What is truly remarkable about Australia is that the sharp barracking on the cricket grounds rarely gets translated into social disharmony. What is on display is not raw aggression but friendly banter. Australia is a country that is, by and large, at peace with itself. In today’s world that is saying a lot.
A feature of the Indian media coverage of the Melbourne attacks Australians objected to particularly was the repeated accusation of “racism”. It was interesting that this objection was forcefully echoed by many Indian students in Melbourne and Indian professionals in Sydney.
“This is truly a friendly and accommodating country,” I was assured by them. One couple confessed that the shrillness of the Indian media (widely reported within Australia) had embarrassed them. “I kept wondering,” a young techie told me in Sydney, “whether my work mates felt we thought of them as racists.”

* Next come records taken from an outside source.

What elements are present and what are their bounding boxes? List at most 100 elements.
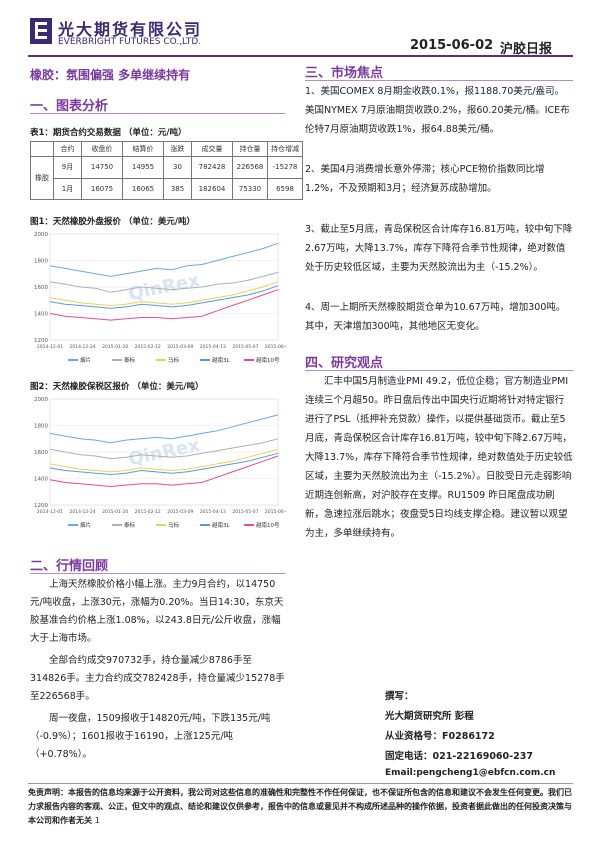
x-tick-label: 2015-04-13: [200, 509, 226, 515]
x-tick-label: 2015-01-20: [102, 509, 128, 515]
author-phone: 固定电话：021-22169060-237: [385, 751, 533, 762]
legend-label: 越南3L: [212, 356, 230, 364]
market-focus-item: 4、周一上期所天然橡胶期货仓单为10.67万吨，增加300吨。其中，天津增加30…: [305, 302, 566, 332]
table-cell: 226568: [232, 156, 268, 179]
table-header-cell: 持仓增减: [267, 141, 303, 157]
table-header-cell: 结算价: [122, 141, 164, 157]
section-divider: [305, 370, 573, 371]
legend-label: 泰标: [124, 356, 136, 364]
y-tick-label: 1200: [34, 338, 48, 344]
section-divider: [305, 80, 573, 81]
research-view-paragraph: 汇丰中国5月制造业PMI 49.2，低位企稳；官方制造业PMI连续三个月超50。…: [305, 376, 573, 539]
report-title: 沪胶日报: [500, 42, 553, 57]
table-row-label: 橡胶: [30, 156, 54, 200]
table-row: 1月 16075 16065 385 182604 75330 6598: [31, 177, 303, 200]
table-cell: 385: [163, 177, 192, 200]
table-cell: 75330: [232, 177, 268, 200]
disclaimer: 免责声明：本报告的信息均来源于公开资料，我公司对这些信息的准确性和完整性不作任何…: [28, 783, 573, 828]
headline: 橡胶：氛围偏强 多单继续持有: [30, 68, 191, 82]
author-license: 从业资格号：F0286172: [385, 731, 495, 742]
table-header-cell: 持仓量: [232, 141, 268, 157]
section-divider: [30, 573, 285, 574]
series-line: [49, 289, 279, 321]
table-header-cell: 成交量: [191, 141, 233, 157]
legend-label: 越南10号: [256, 521, 280, 529]
chart2-caption: 图2：天然橡胶保税区报价 （单位：美元/吨）: [30, 382, 204, 392]
table-cell: 9月: [53, 156, 82, 179]
series-line: [49, 448, 279, 473]
market-review-paragraph: 全部合约成交970732手，持仓量减少8786手至314826手。主力合约成交7…: [30, 655, 285, 702]
table-cell: -15278: [267, 156, 303, 179]
x-tick-label: 2014-12-24: [69, 344, 95, 350]
x-tick-label: 2015-06-01: [265, 344, 286, 350]
y-tick-label: 2000: [34, 232, 48, 238]
section-research-view: 四、研究观点: [305, 356, 384, 371]
x-tick-label: 2015-02-12: [135, 344, 161, 350]
table-header-cell: 涨跌: [163, 141, 192, 157]
series-line: [49, 281, 279, 307]
table-header-row: 合约 收盘价 结算价 涨跌 成交量 持仓量 持仓增减: [30, 141, 303, 157]
author-name: 光大期货研究所 彭程: [385, 711, 474, 722]
series-line: [49, 242, 279, 277]
report-date: 2015-06-02: [410, 38, 494, 53]
market-review-paragraph: 上海天然橡胶价格小幅上涨。主力9月合约，以14750元/吨收盘，上涨30元，涨幅…: [30, 579, 284, 644]
x-tick-label: 2015-03-09: [167, 509, 193, 515]
legend-label: 马标: [168, 356, 180, 364]
x-tick-label: 2015-05-07: [232, 344, 258, 350]
market-focus-item: 2、美国4月消费增长意外停滞；核心PCE物价指数同比增1.2%，不及预期和3月；…: [305, 164, 545, 194]
legend-label: 烟片: [80, 521, 91, 529]
company-name-en: EVERBRIGHT FUTURES CO.,LTD.: [58, 37, 202, 47]
company-logo-icon: [30, 18, 52, 44]
series-line: [49, 438, 279, 460]
table-cell: 6598: [267, 177, 303, 200]
series-line: [49, 414, 279, 444]
x-tick-label: 2015-05-07: [232, 509, 258, 515]
y-tick-label: 1400: [34, 312, 48, 318]
x-tick-label: 2015-03-09: [167, 344, 193, 350]
section-chart-analysis: 一、图表分析: [30, 99, 109, 114]
x-tick-label: 2015-02-12: [135, 509, 161, 515]
y-tick-label: 1800: [34, 424, 48, 430]
table-cell: 14750: [81, 156, 123, 179]
table-cell: 1月: [53, 177, 82, 200]
disclaimer-text: 免责声明：本报告的信息均来源于公开资料，我公司对这些信息的准确性和完整性不作任何…: [28, 788, 572, 825]
table-cell: 14955: [122, 156, 164, 179]
page-number: 1: [94, 816, 100, 825]
market-focus-item: 1、美国COMEX 8月期金收跌0.1%，报1188.70美元/盎司。美国NYM…: [305, 86, 570, 135]
market-review-paragraph: 周一夜盘，1509报收于14820元/吨，下跌135元/吨（-0.9%）；160…: [30, 713, 271, 760]
futures-data-table: 合约 收盘价 结算价 涨跌 成交量 持仓量 持仓增减 橡胶 9月 14750 1…: [30, 141, 303, 200]
x-tick-label: 2014-12-01: [37, 344, 63, 350]
y-tick-label: 1800: [34, 259, 48, 265]
table1-caption: 表1：期货合约交易数据 （单位：元/吨）: [30, 128, 187, 138]
legend-label: 烟片: [80, 356, 91, 364]
y-tick-label: 1200: [34, 503, 48, 509]
table-cell: 182604: [191, 177, 233, 200]
table-header-cell: 收盘价: [81, 141, 123, 157]
legend-label: 马标: [168, 521, 180, 529]
market-focus-item: 3、截止至5月底，青岛保税区合计库存16.81万吨，较中旬下降2.67万吨，大降…: [305, 224, 573, 273]
chart1-caption: 图1：天然橡胶外盘报价 （单位：美元/吨）: [30, 217, 195, 227]
series-line: [49, 271, 279, 293]
company-name-cn: 光大期货有限公司: [58, 20, 203, 39]
section-market-focus: 三、市场焦点: [305, 66, 384, 81]
table-cell: 16075: [81, 177, 123, 200]
x-tick-label: 2015-04-13: [200, 344, 226, 350]
table-row: 橡胶 9月 14750 14955 30 782428 226568 -1527…: [30, 156, 303, 200]
x-tick-label: 2015-01-20: [102, 344, 128, 350]
legend-label: 泰标: [124, 521, 136, 529]
legend-label: 越南10号: [256, 356, 280, 364]
table-cell: 16065: [122, 177, 164, 200]
x-tick-label: 2015-06-01: [265, 509, 286, 515]
series-line: [49, 455, 279, 488]
x-tick-label: 2014-12-24: [69, 509, 95, 515]
legend-label: 越南3L: [212, 521, 230, 529]
table-cell: 30: [163, 156, 192, 179]
header-divider: [28, 55, 573, 57]
y-tick-label: 2000: [34, 397, 48, 403]
section-divider: [30, 113, 285, 114]
series-line: [49, 285, 279, 309]
author-email[interactable]: Email:pengcheng1@ebfcn.com.cn: [385, 768, 556, 778]
x-tick-label: 2014-12-01: [37, 509, 63, 515]
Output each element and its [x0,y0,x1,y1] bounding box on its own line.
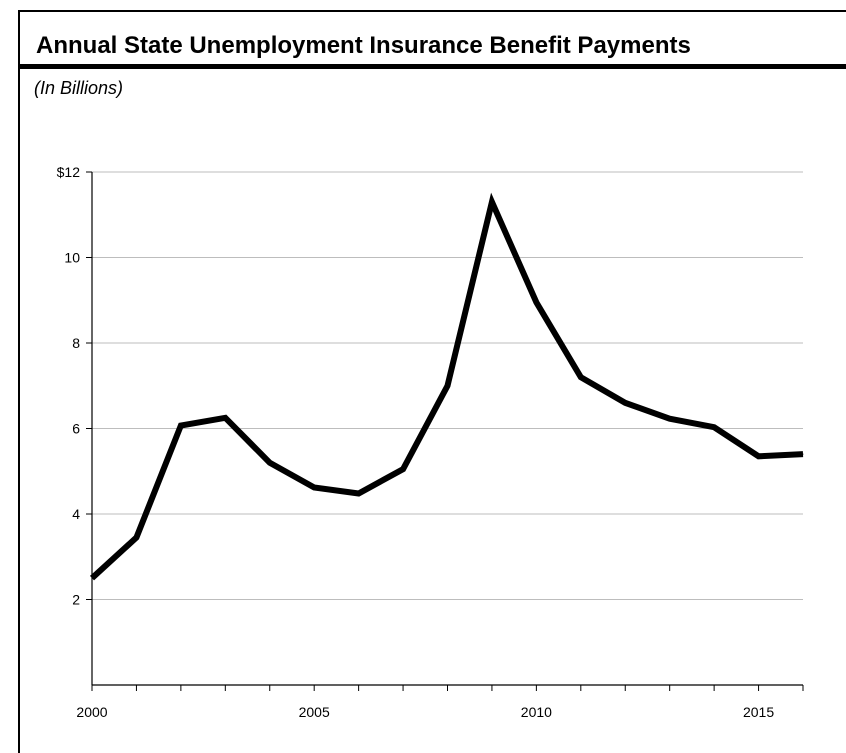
data-point [180,425,182,427]
data-point [224,417,226,419]
chart-title: Annual State Unemployment Insurance Bene… [36,32,691,59]
y-tick-label: 8 [72,335,80,351]
data-point [358,492,360,494]
x-tick-label: 2005 [299,704,330,720]
data-point [313,486,315,488]
y-tick-label: 10 [64,250,80,266]
data-point [269,462,271,464]
x-tick-label: 2010 [521,704,552,720]
y-tick-label: 4 [72,506,80,522]
y-tick-label: $12 [57,164,81,180]
y-axis-ticks: 2 4 6 8 10 $12 [57,164,92,608]
series-line [89,192,804,581]
x-tick-label: 2015 [743,704,774,720]
series-group [89,192,804,581]
data-point [91,577,93,579]
data-point [491,201,493,203]
data-point [802,453,804,455]
data-point [624,402,626,404]
gridlines [92,171,803,600]
y-tick-label: 2 [72,592,80,608]
x-axis-ticks: 2000 2005 2010 2015 [76,685,804,720]
data-point [402,468,404,470]
data-point [135,537,137,539]
data-point [758,455,760,457]
data-point [535,301,537,303]
x-tick-label: 2000 [76,704,107,720]
data-point [713,426,715,428]
y-tick-label: 6 [72,421,80,437]
title-rule [18,64,846,69]
data-point [669,418,671,420]
chart-frame [18,10,846,753]
data-point [447,385,448,387]
chart-subtitle: (In Billions) [34,78,124,98]
data-point [580,376,582,378]
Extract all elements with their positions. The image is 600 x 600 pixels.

Without delving into the question of race relations from the multiculturalist perspective, certain broad conclusions are in order. First, the “white” Australia policy which formed a basis of the Australian Settlement till the late-1970s is now distant memory. Both Melbourne and Sydney are about as visibly cosmopolitan as you can get. The sheer diversity of today’s Australia is insufficiently appreciated in India.
Secondly, jettisoning some of the less appetising features of the Australian Settlement, including immigration and protectionism, has not involved a wholesale rejection of the British inheritance.
What has contributed to the robustness of modern Australia is that at least three of the most positive features of the British way of life have struck deep roots in Australia: parliamentary democracy, rule of law and civilised driving. The implications are important. Australians value their inheritance and the institutions that have been created over the past two centuries.
Australia has revitalised itself through immigration. But it has implicitly expected new immigrants to be mindful of a past which they may not have shared but which they are not expected to repudiate. The resounding defeat of the proposal to turn Australia into a monarchy in the 1999 referendum suggests that the country is unwilling to countenance a sharp rupture with the past.
Contemporary Australia is well integrated into the global economy. It is a free market economy with an elaborate welfare net and a stable political system that avoids wild policy fluctuations with changes of government.
At the same time, there is a spectacular degree of self-contentment that has contributed to what the head of the Sydney-based Lowy Institute Michael Wesley has described as “insular internationalism” — a description equally applicable to India.
This basically means that it is a benign Australian sense of self-satisfaction that both drives its global engagements and also restrains it. Australia isn’t an Asian power and nor does it aspire to be one. Yet, it would be a mistake to judge it as a cultural outpost of Britain or a political outpost of the US. The exceptionalism that marked its history until the 1990s lingers, but with less rigidity.
There is one Australia represented by the exuberance of a Paul Keating and the intellectual dash of a Kevin Rudd. Equally there is another Australia personified by the ethical values of a John Howard. To engage with Australia, India has to engage with both Australias.